= Humane Research Trust =

The Humane Research Trust (HRT) is a British medical research charity with the aim of spreading the practice of humane research. They work with scientists as well as students to further the commitment of non-animal based research.

==History==
The HRT began life in 1961, after two years of discussions between the National Anti-Vivisection Society (NAVS), the Scottish Society for the Prevention of Vivisection (SSPV), and the British Union for the Abolition of Vivisection (BUAV), as "The Lawson Tait Memorial Trust". These discussions were chaired by Wilfred Risdon, Secretary of the NAVS, who also became Secretary of the new Trust, set up to honour the memory of the Scottish surgeon and anti-vivisectionist, Robert Lawson Tait (1845-1899).
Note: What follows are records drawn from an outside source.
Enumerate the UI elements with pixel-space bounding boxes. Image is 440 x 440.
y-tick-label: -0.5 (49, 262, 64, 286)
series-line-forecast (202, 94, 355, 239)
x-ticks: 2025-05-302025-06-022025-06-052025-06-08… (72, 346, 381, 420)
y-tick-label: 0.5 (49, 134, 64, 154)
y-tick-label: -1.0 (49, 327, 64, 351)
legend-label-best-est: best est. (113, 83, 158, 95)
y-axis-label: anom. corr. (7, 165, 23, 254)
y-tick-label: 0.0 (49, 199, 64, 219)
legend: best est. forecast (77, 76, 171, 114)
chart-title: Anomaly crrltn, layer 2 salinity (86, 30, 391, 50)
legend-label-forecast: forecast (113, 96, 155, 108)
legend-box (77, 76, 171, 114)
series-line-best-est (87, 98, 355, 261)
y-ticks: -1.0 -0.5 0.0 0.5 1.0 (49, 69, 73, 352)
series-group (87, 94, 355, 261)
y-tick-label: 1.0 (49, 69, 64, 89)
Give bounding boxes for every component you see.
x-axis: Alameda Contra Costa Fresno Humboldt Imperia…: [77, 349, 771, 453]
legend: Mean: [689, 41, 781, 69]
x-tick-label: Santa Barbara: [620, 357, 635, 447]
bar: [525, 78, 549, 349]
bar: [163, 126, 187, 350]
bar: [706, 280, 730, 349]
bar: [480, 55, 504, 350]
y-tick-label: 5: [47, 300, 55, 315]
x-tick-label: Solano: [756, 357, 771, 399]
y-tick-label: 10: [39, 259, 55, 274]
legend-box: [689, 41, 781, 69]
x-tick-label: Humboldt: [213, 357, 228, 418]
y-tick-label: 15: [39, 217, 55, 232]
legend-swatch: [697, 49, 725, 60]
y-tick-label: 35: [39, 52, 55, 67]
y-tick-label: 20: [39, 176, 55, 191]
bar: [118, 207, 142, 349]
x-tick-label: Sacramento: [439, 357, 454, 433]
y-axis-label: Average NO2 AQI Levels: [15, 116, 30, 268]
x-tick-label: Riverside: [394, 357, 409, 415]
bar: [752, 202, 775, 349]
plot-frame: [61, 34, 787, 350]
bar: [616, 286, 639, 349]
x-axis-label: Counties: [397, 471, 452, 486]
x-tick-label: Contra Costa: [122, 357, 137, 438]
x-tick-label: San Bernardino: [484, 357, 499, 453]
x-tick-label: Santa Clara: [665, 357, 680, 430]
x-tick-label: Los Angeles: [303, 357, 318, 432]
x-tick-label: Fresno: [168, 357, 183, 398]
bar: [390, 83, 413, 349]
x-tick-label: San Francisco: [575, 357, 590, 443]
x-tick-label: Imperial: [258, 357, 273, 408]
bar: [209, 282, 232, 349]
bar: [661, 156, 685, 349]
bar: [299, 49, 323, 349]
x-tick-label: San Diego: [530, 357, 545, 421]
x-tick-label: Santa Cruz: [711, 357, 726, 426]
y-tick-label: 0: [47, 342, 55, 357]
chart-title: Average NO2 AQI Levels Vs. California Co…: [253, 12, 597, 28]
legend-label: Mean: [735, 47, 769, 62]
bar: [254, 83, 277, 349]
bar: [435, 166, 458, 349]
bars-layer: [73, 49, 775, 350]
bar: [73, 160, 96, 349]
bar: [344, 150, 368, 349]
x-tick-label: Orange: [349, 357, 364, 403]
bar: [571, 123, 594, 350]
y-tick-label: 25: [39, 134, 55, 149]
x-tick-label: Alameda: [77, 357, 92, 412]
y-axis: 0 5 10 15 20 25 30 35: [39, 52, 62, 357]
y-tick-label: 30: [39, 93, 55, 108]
The Trust started with capital of £5,000, donated by the three participating Societies, with the intention of awarding “substantial” annual prizes to teams of researchers who published results that would do away with the ‘necessity’ “so often quoted by the apologists in the past as a ‘regrettable necessity’” for the use of living animals in their own line of research. After Risdon's death in 1967, the Trust became the Lawson Tait Medical and Scientific Research Trust. A few years later, “Diehard anti-vivisectionists [who] were unable to bring themselves to agree to a Trust that would do business with any scientist involved in any way with animal research … [w]ith the help of the Commissioner of Charity, the Trustees of the Lawson Tait formed the Humane Research Trust in 1974 to give the wider scope that was needed while retaining the original aims. This was very much welcomed by many far-sighted supporters of the Lawson Tait and has encouraged many lay people, not necessarily involved in the anti-vivisection scene, to applaud and support the HRT.”